En la parte superior del ábside se presenta la figura del Cristo en Majestad dentro de la mandorla. Es una figura solemne y majestuosa, que bendice con la mano derecha y con la izquierda sostiene un libro abierto con la inscripción “ego sum lux mundi” (yo soy la luz del mundo, cita del evangelio de San Juan 1,5). La luz se interpreta como creación, la vida, opuesta a las tinieblas del mal y de la noche. La luz es también la palabra de los profetas que iluminó a los apóstoles, la verdad que nos revela el conocimiento de Dios.
Los rasgos de la cara, enmarcados por una larga cabellera, se ordenan en una perfecta simetría, destacándose el dibujo de los ojos. Cristo lleva túnica, gris y blanca y un gran manto azul con un ribete de pedrería. Los pliegues del vestido configuran un volumen rico y elegante.
A los lados de Cristo, la primera y la última letra del alfabeto griego, alfa y omega, indicando que él es el principio y el fin de todas las cosas, tal como nos dice el libro del Apocalipsis.

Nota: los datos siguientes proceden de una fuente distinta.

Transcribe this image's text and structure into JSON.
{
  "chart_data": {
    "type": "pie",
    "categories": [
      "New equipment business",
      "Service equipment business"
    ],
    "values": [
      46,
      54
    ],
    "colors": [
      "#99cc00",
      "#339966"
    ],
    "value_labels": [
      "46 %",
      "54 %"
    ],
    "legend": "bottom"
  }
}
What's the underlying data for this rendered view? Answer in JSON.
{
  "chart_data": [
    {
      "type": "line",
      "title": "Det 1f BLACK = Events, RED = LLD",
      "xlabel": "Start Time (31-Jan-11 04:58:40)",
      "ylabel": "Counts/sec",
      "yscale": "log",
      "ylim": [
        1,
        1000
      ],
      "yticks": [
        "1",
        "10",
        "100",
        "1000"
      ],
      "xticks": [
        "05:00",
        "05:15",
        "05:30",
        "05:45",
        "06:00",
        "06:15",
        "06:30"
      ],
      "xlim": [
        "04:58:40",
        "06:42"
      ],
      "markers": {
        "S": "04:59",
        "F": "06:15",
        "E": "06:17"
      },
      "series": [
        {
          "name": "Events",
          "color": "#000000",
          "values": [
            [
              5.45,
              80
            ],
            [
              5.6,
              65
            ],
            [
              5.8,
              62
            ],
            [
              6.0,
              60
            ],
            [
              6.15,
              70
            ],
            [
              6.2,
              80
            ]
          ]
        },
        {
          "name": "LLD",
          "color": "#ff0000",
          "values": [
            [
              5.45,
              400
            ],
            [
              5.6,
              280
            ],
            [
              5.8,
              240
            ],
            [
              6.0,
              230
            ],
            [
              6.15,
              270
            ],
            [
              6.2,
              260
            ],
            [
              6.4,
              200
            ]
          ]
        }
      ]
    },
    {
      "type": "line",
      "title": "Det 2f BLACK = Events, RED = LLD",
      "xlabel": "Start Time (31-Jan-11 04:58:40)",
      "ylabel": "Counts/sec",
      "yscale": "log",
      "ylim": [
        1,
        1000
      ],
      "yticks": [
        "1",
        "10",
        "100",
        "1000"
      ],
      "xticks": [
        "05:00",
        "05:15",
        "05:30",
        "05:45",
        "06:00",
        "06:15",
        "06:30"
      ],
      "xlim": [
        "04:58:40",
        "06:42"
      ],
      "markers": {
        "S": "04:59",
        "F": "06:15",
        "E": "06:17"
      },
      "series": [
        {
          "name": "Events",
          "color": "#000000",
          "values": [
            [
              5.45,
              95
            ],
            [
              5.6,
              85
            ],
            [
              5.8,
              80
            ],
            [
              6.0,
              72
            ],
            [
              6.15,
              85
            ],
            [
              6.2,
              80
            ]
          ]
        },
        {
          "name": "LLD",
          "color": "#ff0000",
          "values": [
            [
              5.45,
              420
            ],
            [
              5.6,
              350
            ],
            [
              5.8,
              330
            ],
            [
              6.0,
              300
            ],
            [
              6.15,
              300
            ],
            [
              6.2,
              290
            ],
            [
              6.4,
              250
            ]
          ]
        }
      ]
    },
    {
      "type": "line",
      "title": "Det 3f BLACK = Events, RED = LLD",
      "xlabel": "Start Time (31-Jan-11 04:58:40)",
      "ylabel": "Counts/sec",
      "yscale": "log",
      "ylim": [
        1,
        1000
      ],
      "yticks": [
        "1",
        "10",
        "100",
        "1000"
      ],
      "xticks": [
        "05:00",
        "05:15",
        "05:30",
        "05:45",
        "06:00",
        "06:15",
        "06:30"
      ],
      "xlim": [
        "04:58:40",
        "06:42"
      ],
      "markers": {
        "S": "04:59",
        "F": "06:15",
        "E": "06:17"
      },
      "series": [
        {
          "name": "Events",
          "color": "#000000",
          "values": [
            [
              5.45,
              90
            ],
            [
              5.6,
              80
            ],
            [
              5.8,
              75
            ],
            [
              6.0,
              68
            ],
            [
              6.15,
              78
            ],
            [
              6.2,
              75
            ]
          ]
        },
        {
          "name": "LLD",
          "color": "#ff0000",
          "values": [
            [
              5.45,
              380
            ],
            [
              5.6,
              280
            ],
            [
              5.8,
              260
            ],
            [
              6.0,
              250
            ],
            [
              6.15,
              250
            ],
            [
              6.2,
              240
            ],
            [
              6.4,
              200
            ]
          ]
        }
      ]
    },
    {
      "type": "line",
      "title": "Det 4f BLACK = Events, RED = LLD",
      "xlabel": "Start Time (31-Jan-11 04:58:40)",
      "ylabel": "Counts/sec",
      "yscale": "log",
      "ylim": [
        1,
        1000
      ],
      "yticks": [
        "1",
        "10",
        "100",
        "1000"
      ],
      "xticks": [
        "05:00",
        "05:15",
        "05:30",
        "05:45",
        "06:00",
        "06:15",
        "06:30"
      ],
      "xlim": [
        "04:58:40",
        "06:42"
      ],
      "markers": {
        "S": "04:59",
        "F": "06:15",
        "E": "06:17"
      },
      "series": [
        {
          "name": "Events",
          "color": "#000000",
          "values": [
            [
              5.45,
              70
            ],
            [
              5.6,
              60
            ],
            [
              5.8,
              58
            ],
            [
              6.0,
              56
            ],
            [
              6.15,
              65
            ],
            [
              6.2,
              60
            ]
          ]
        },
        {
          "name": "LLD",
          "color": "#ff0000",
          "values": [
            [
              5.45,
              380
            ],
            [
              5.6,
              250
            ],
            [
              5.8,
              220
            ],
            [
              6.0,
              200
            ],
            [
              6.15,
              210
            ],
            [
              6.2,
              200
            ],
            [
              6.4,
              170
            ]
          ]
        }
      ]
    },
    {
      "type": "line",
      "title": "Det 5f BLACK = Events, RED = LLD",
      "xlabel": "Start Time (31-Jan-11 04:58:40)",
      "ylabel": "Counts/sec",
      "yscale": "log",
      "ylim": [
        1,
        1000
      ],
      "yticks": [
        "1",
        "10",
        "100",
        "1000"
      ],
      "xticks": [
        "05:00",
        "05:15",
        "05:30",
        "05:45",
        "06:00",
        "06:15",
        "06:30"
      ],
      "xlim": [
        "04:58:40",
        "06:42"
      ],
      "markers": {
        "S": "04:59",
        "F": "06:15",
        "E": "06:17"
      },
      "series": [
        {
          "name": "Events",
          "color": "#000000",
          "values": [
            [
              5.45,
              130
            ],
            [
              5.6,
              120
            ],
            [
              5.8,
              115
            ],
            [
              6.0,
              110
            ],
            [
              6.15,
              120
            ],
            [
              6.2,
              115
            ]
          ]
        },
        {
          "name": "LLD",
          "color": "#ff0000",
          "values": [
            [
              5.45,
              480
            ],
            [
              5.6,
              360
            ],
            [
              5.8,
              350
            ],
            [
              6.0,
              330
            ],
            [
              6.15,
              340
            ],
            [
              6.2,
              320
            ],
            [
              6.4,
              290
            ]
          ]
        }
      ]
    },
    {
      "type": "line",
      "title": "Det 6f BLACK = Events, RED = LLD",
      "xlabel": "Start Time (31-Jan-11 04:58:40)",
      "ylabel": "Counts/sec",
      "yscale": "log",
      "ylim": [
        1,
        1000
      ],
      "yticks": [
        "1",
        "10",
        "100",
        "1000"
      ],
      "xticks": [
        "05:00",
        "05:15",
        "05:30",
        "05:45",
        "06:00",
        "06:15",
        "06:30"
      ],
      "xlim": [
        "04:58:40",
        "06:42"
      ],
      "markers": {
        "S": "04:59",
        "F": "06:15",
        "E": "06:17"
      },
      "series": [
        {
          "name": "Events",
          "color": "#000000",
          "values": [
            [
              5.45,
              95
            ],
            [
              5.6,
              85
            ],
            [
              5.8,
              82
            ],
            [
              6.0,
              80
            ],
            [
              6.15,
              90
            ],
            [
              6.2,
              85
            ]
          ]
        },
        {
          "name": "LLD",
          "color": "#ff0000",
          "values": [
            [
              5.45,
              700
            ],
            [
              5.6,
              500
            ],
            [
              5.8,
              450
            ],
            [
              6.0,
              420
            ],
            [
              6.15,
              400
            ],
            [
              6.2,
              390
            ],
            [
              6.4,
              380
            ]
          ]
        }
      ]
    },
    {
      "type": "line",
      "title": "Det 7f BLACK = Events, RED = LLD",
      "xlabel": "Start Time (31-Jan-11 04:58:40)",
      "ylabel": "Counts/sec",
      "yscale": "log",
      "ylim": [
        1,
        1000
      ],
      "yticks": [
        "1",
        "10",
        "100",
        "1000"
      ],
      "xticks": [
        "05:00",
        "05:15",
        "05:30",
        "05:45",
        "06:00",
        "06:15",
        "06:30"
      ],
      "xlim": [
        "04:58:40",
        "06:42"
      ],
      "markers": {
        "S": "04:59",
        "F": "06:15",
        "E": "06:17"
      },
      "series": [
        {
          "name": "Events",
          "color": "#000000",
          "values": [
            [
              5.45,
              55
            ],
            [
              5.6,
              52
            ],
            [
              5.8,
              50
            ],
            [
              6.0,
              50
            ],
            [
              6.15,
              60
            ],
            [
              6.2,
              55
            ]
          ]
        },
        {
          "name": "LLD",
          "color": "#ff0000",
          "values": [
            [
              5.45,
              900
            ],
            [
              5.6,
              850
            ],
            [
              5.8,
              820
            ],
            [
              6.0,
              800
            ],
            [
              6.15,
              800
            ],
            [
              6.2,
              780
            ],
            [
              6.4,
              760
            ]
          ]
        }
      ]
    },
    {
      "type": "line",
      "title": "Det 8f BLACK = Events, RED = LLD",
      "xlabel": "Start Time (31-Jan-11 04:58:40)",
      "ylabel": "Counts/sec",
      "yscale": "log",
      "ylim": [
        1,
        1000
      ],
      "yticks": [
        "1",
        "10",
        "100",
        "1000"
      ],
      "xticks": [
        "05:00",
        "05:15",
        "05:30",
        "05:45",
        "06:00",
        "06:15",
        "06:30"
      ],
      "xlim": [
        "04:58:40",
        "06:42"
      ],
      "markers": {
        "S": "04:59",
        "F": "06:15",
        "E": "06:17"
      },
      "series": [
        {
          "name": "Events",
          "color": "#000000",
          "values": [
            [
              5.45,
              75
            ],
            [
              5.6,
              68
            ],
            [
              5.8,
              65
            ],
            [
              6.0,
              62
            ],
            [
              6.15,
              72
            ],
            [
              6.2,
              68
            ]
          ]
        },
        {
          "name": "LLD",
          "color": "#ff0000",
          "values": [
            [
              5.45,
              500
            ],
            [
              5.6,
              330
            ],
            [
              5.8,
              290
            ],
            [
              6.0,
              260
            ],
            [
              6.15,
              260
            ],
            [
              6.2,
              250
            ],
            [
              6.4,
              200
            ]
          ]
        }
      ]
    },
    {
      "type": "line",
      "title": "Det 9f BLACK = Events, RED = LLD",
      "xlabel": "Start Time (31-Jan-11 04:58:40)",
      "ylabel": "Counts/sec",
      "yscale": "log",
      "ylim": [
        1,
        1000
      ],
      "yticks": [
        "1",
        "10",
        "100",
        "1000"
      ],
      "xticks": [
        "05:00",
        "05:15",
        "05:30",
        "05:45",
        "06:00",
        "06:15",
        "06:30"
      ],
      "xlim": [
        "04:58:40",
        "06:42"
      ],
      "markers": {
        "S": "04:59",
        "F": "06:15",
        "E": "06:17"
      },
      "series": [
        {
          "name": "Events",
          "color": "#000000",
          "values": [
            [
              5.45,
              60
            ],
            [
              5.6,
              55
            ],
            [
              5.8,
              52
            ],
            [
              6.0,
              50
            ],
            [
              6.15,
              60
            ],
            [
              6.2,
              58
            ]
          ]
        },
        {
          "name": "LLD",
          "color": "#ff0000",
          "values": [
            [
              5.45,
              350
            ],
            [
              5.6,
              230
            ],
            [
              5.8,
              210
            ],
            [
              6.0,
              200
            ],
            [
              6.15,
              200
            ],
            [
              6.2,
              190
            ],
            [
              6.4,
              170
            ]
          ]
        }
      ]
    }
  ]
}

Fuera de la mandorla se elabora una composición muy elaborada del Tetramorfos, la representación alegórica de los cuatro evangelistas. En la parte superior izquierda San Mateo, representado por un ángel y a la derecha San Juan, una águila, en este caso llevada también por un ángel entre los brazos. En la parte inferior dentro de cuatro círculos, dos ángeles acompañan a la parte izquierda un león, San Marcos y a la derecha  un toro, Lucas.